DURHAM, N.H. -- New England’s weather is so mercurial that,
it has often been noted, if you don’t like it, wait a minute.
These days, in the era of climate change and global warming, waiting
a bit longer – like a few score decades – will bring
not only a modest shift in the region’s weather but a wholesale
redefinition of New England’s signature climate and vegetation.
Think American dogwood trees, balmy winters, and periods of torrential
rain followed by drought conditions.
University of New Hampshire research scientist Ming Chen has developed
a one-of-a-kind regional climate model that predicts a progressive
migration of current, indigenous vegetation types northward during
the 21st century, as well as an increase in heavy precipitation
events – with increased periods of drying and flooding across
not just New England but most of the U.S. These predictions assume
that levels of carbon dioxide in the Earth’s atmosphere will
be double those of today as projected from current trends.
Chen, from the Climate Change Research Center at UNH’s Institute
for the Study of Earth, Oceans, and Space, presented her findings
at last month’s 12,000-strong annual meeting of the American
Geophysical Union in San Francisco.
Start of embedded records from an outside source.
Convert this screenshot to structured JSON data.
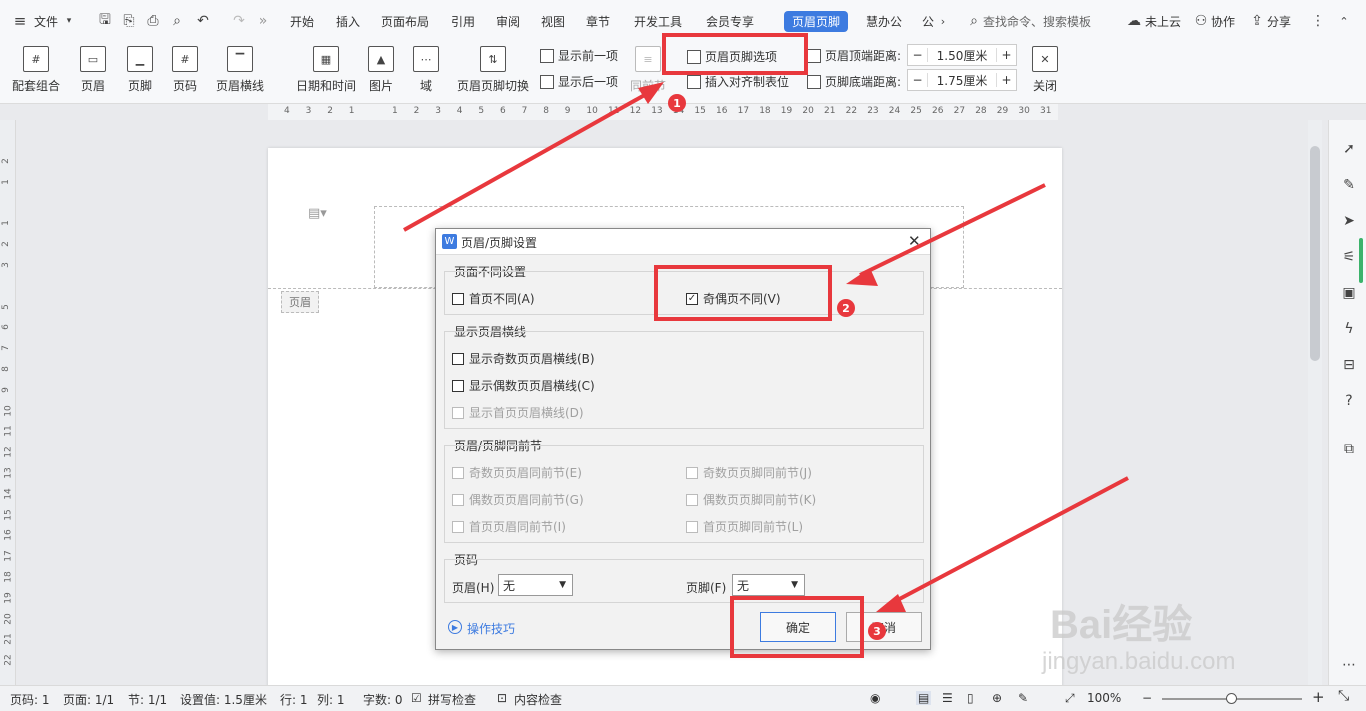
{
  "menubar": {
    "file": "文件",
    "tabs": [
      "开始",
      "插入",
      "页面布局",
      "引用",
      "审阅",
      "视图",
      "章节",
      "开发工具",
      "会员专享",
      "页眉页脚",
      "慧办公",
      "公"
    ],
    "search_placeholder": "查找命令、搜索模板",
    "cloud": "未上云",
    "collab": "协作",
    "share": "分享"
  },
  "ribbon": {
    "combo": "配套组合",
    "header": "页眉",
    "footer": "页脚",
    "pagenum": "页码",
    "hline": "页眉横线",
    "datetime": "日期和时间",
    "picture": "图片",
    "field": "域",
    "switch": "页眉页脚切换",
    "show_prev": "显示前一项",
    "show_next": "显示后一项",
    "same_prev": "同前节",
    "hf_options": "页眉页脚选项",
    "insert_tab": "插入对齐制表位",
    "top_dist_label": "页眉顶端距离:",
    "top_dist_value": "1.50厘米",
    "bottom_dist_label": "页脚底端距离:",
    "bottom_dist_value": "1.75厘米",
    "close": "关闭"
  },
  "ruler_top": [
    "4",
    "3",
    "2",
    "1",
    "",
    "1",
    "2",
    "3",
    "4",
    "5",
    "6",
    "7",
    "8",
    "9",
    "10",
    "11",
    "12",
    "13",
    "14",
    "15",
    "16",
    "17",
    "18",
    "19",
    "20",
    "21",
    "22",
    "23",
    "24",
    "25",
    "26",
    "27",
    "28",
    "29",
    "30",
    "31"
  ],
  "ruler_left": [
    "2",
    "1",
    "",
    "1",
    "2",
    "3",
    "",
    "5",
    "6",
    "7",
    "8",
    "9",
    "10",
    "11",
    "12",
    "13",
    "14",
    "15",
    "16",
    "17",
    "18",
    "19",
    "20",
    "21",
    "22"
  ],
  "document": {
    "header_tag": "页眉"
  },
  "dialog": {
    "title": "页眉/页脚设置",
    "g1_title": "页面不同设置",
    "first_diff": "首页不同(A)",
    "odd_even_diff": "奇偶页不同(V)",
    "g2_title": "显示页眉横线",
    "show_odd_line": "显示奇数页页眉横线(B)",
    "show_even_line": "显示偶数页页眉横线(C)",
    "show_first_line": "显示首页页眉横线(D)",
    "g3_title": "页眉/页脚同前节",
    "odd_header_same": "奇数页页眉同前节(E)",
    "odd_footer_same": "奇数页页脚同前节(J)",
    "even_header_same": "偶数页页眉同前节(G)",
    "even_footer_same": "偶数页页脚同前节(K)",
    "first_header_same": "首页页眉同前节(I)",
    "first_footer_same": "首页页脚同前节(L)",
    "g4_title": "页码",
    "header_label": "页眉(H)",
    "header_value": "无",
    "footer_label": "页脚(F)",
    "footer_value": "无",
    "tips": "操作技巧",
    "ok": "确定",
    "cancel": "取消"
  },
  "badges": [
    "1",
    "2",
    "3"
  ],
  "status": {
    "pagecode": "页码: 1",
    "page": "页面: 1/1",
    "section": "节: 1/1",
    "setting": "设置值: 1.5厘米",
    "row": "行: 1",
    "col": "列: 1",
    "words": "字数: 0",
    "spell": "拼写检查",
    "content": "内容检查",
    "zoom": "100%"
  },
  "watermark": {
    "brand": "Bai经验",
    "url": "jingyan.baidu.com"
  },
  "colors": {
    "accent": "#3d7be0",
    "annotation": "#e8383d"
  }
}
Her work is funded by the National
Oceanic and Atmospheric Administration and the U.S. Environmental
Protection Agency.
Explains Chen, “We know that climate is the most important
driving force for vegetation growth and distribution. With more
and more greenhouse gases in the atmosphere interwoven with natural
climate variability, they’ll work together to change climate
in the future, and this will affect vegetation.”
What’s more, as vegetation changes so will the natural “biogenic” emissions
from trees and other plants creating a feedback that will force
further changes in regional climate and air quality.
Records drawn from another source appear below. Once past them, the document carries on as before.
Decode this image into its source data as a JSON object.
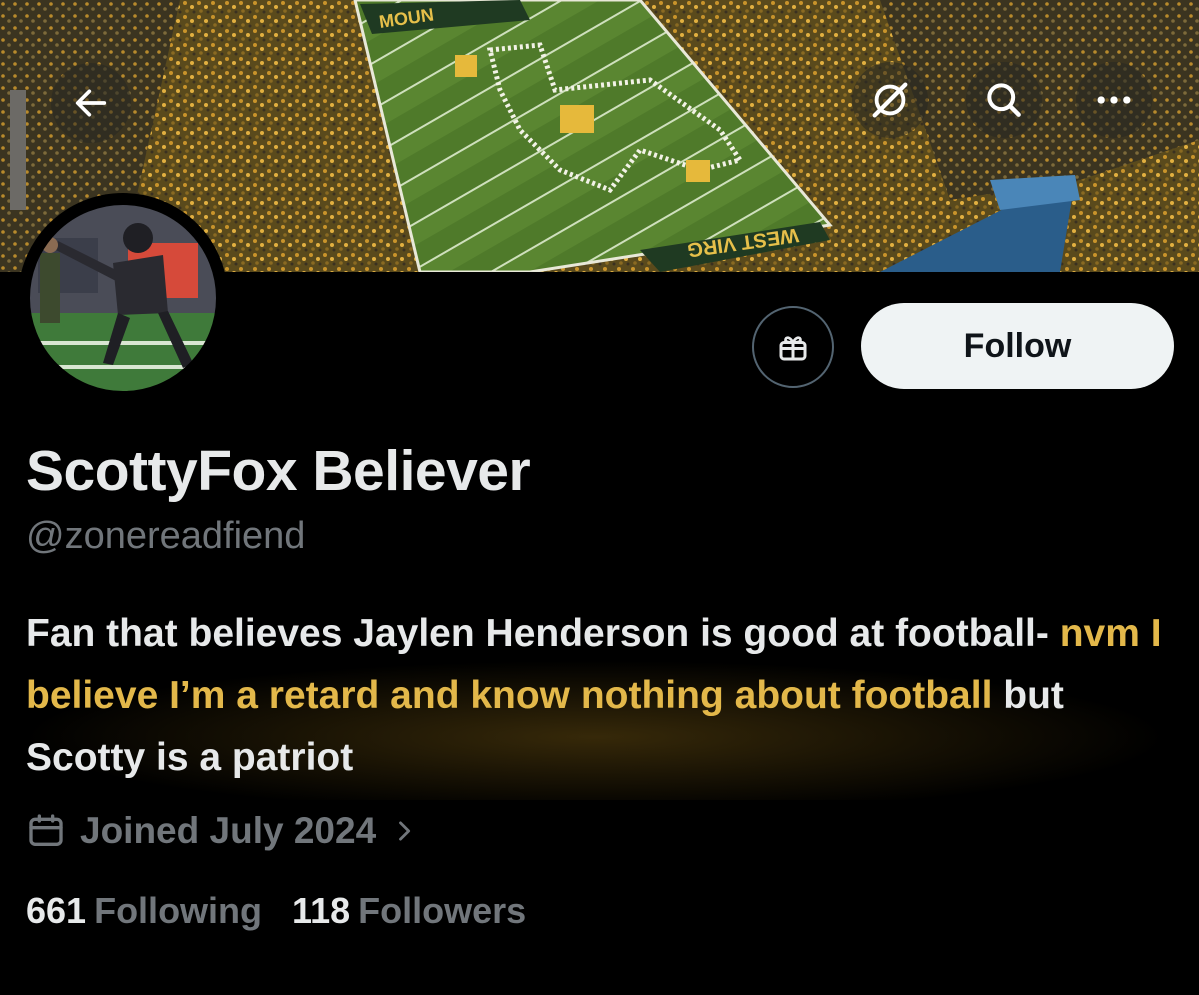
{
  "profile": {
    "display_name": "ScottyFox Believer",
    "handle": "@zonereadfiend",
    "bio_part1": "Fan that believes Jaylen Henderson is good at football-",
    "bio_highlight": "nvm I believe I’m a retard and know nothing about football",
    "bio_part3": "but Scotty is a patriot",
    "joined": "Joined July 2024",
    "following_count": "661",
    "following_label": "Following",
    "followers_count": "118",
    "followers_label": "Followers"
  },
  "actions": {
    "follow_label": "Follow"
  },
  "banner": {
    "field_text_top": "MOUN",
    "field_text_bottom": "WEST VIRG"
  },
  "icons": {
    "back": "arrow-left-icon",
    "grok": "grok-icon",
    "search": "search-icon",
    "more": "more-dots-icon",
    "gift": "gift-icon",
    "calendar": "calendar-icon",
    "chevron": "chevron-right-icon"
  },
  "colors": {
    "background": "#000000",
    "text": "#e7e9ea",
    "muted": "#71767b",
    "highlight": "#e3b84a",
    "follow_bg": "#eff3f4"
  }
}
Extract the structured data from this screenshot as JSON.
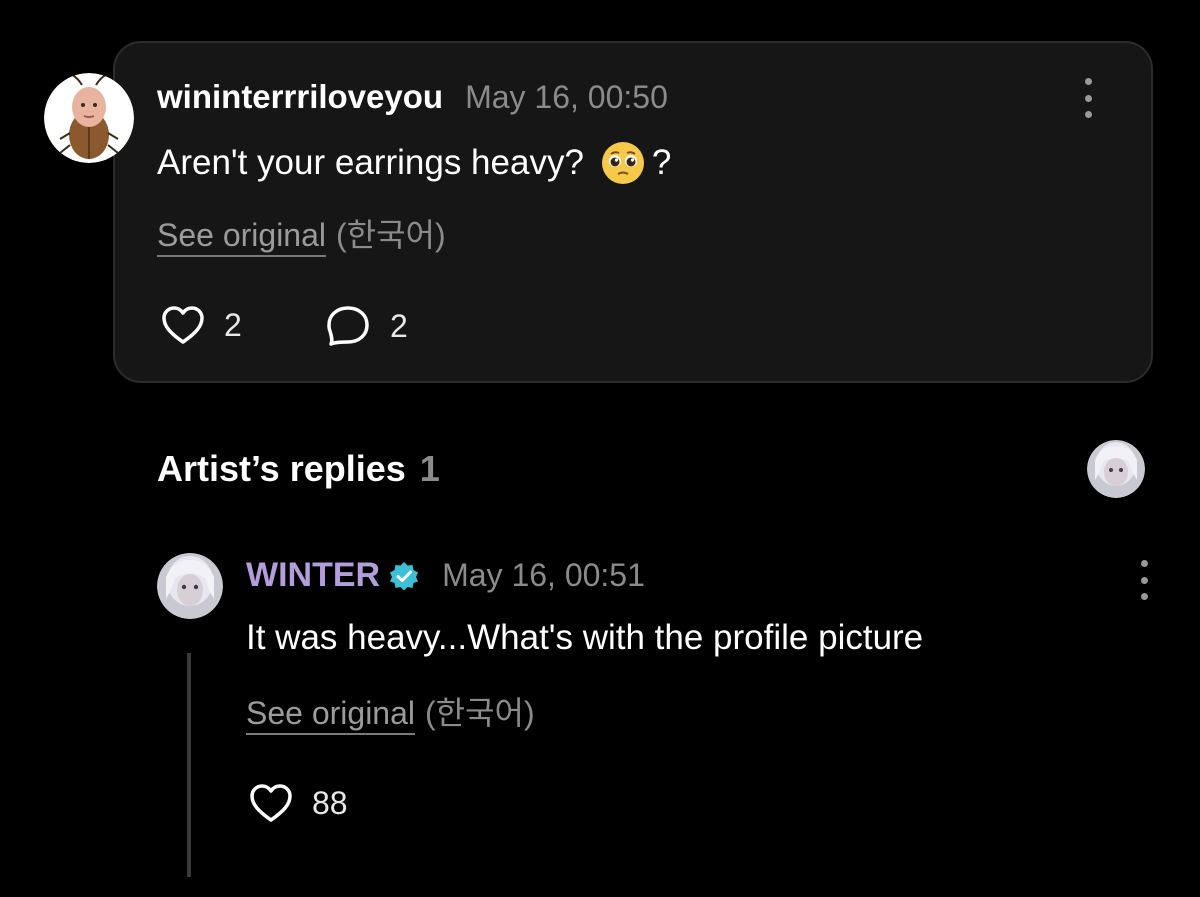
{
  "fan_comment": {
    "username": "wininterrriloveyou",
    "timestamp": "May 16, 00:50",
    "text": "Aren't your earrings heavy?",
    "text_suffix": "?",
    "emoji": "pleading-face",
    "see_original_label": "See original",
    "language": "(한국어)",
    "like_count": "2",
    "reply_count": "2"
  },
  "artist_replies": {
    "title": "Artist’s replies",
    "count": "1"
  },
  "artist_reply": {
    "username": "WINTER",
    "verified": true,
    "timestamp": "May 16, 00:51",
    "text": "It was heavy...What's with the profile picture",
    "see_original_label": "See original",
    "language": "(한국어)",
    "like_count": "88"
  },
  "colors": {
    "background": "#000000",
    "card_background": "#161616",
    "artist_name": "#b39ddb",
    "verified_badge": "#3cc0d8",
    "muted_text": "#8b8b8b"
  },
  "icons": {
    "like": "heart-outline-icon",
    "reply": "speech-bubble-outline-icon",
    "more": "vertical-dots-icon",
    "verified": "verified-badge-icon"
  }
}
Chen adds, “Our model results show that with the climate
change scenario where CO2 will be doubled, higher latitude areas,
northern parts of the hemisphere, become warmer and wetter. Mid-
and lower-latitude areas will experience more precipitation and
vegetation will migrate systematically northward.”
For example, under this climate scenario, today’s largely
treeless expanse around Hudson Bay, Canada will be forested with
conifers.
Unlike global-scale climate models, which give big-picture views,
Chen’s regional model uses a much finer spatial scale and
takes into account more physical and biological details that play
into the complex atmospheric processes leading to climate change.
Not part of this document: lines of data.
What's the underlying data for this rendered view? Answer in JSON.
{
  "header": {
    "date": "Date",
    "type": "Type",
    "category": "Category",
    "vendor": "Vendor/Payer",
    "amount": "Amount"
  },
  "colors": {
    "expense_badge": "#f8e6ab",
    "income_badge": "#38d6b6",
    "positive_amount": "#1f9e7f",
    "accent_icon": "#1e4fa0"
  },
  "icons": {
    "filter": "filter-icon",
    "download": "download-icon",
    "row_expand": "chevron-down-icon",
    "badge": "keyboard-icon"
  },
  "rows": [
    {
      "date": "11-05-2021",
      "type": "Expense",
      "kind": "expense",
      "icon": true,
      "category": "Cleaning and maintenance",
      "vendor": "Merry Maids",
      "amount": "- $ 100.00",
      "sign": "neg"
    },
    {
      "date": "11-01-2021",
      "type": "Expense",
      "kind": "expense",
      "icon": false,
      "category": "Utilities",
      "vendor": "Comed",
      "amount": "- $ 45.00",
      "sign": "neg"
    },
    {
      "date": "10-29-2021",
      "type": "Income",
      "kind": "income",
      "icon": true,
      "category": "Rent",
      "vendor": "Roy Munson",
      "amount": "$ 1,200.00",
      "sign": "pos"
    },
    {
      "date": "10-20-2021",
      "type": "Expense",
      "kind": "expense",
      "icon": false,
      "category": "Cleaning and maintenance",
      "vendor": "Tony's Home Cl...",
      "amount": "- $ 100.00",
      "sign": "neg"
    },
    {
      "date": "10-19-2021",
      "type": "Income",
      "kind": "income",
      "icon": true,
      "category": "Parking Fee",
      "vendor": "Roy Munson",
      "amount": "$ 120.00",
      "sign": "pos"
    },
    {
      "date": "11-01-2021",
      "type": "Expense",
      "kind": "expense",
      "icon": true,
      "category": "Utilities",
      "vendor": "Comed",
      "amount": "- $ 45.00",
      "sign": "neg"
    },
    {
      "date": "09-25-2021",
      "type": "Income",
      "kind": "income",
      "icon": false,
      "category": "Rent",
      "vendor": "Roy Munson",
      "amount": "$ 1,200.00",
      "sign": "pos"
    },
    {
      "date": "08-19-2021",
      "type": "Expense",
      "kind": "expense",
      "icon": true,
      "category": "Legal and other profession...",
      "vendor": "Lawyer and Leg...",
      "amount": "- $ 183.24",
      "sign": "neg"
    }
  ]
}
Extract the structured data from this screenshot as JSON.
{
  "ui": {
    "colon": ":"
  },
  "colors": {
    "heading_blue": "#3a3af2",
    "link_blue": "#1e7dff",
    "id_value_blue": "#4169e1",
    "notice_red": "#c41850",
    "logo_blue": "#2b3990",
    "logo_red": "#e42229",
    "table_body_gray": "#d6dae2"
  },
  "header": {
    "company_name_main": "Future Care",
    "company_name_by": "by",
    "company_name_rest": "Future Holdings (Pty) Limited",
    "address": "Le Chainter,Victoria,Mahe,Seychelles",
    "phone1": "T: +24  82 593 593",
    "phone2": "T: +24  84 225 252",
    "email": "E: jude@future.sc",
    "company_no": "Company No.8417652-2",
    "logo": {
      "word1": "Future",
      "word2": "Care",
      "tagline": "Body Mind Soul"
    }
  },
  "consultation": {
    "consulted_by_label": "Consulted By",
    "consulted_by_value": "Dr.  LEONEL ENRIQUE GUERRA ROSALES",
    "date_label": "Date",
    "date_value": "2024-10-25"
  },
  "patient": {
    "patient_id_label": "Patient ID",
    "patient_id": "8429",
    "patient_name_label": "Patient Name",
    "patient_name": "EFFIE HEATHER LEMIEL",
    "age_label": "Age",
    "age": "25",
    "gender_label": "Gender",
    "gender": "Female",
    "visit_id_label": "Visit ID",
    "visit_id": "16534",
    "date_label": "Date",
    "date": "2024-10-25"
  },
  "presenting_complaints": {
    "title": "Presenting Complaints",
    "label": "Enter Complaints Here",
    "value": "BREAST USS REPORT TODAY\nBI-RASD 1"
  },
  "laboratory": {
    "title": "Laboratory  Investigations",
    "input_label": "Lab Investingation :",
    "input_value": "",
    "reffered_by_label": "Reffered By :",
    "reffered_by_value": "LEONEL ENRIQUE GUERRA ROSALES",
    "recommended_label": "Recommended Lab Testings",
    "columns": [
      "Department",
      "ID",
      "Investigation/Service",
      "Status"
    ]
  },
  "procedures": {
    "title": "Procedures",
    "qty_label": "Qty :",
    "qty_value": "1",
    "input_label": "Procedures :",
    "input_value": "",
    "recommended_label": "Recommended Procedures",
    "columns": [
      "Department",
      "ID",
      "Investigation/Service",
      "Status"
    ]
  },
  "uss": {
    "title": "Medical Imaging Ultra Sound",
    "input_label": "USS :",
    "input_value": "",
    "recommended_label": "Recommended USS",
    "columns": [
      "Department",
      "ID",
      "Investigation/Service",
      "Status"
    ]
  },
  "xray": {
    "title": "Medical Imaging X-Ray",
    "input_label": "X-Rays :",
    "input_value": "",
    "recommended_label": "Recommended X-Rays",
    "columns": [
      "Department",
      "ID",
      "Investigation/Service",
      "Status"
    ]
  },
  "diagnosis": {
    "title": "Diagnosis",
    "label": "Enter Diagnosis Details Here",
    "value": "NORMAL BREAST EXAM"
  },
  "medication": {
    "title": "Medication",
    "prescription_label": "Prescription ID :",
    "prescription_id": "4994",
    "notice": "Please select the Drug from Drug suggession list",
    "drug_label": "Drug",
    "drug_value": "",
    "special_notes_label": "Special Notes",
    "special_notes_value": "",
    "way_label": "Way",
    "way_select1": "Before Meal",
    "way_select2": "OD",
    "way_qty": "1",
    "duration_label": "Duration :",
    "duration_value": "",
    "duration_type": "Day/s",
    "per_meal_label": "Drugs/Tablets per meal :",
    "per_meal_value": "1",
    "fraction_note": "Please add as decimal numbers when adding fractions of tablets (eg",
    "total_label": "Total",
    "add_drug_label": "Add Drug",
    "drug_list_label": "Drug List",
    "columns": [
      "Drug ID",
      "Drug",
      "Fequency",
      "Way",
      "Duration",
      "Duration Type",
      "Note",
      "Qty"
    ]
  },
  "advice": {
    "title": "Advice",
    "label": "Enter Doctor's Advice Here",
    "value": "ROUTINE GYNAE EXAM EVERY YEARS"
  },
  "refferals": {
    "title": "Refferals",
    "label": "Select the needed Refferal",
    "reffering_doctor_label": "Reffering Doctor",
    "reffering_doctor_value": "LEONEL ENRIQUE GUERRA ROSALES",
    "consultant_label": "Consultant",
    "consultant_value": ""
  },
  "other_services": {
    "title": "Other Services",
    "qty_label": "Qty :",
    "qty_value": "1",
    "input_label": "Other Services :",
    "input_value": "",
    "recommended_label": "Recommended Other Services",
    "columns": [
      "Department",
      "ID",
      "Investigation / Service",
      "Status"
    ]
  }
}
Says Robert Talbot, director of the Climate Change Research Center, “This
is one of the very few regional models that has a coupled feedback
between atmospheric processes, land surface physics, and biospheric
interactions. Ming’s model not only predicts physical climate – temperature,
precipitation, and circulation patterns, for example – but
includes the evolving land surfaces and changing vegetation-plant
communities.”
After putting in the necessary parameters, for example, soil physics,
land use/land cover type, carbon dioxide, and large-scale forcing,
etc., Chen’s model simulated present and future climate.
The present-day results were compared to actual data and agreed
very well. Says Chen, “This gives us confidence in the ability
of the model to simulate complex processes and provides a basis
for believable future predictions.”
Is a model a sure thing, confident in its results or not? No,
says Chen.
“We can’t use a model to precisely regenerate what
really is going on in the atmosphere, and that’s why people
always ask how high a level of confidence you have in your model.
There are lots of uncertainties in a model system, which is caused
by the complex interactions and feedbacks that we don’t understand
completely – but we are working on it."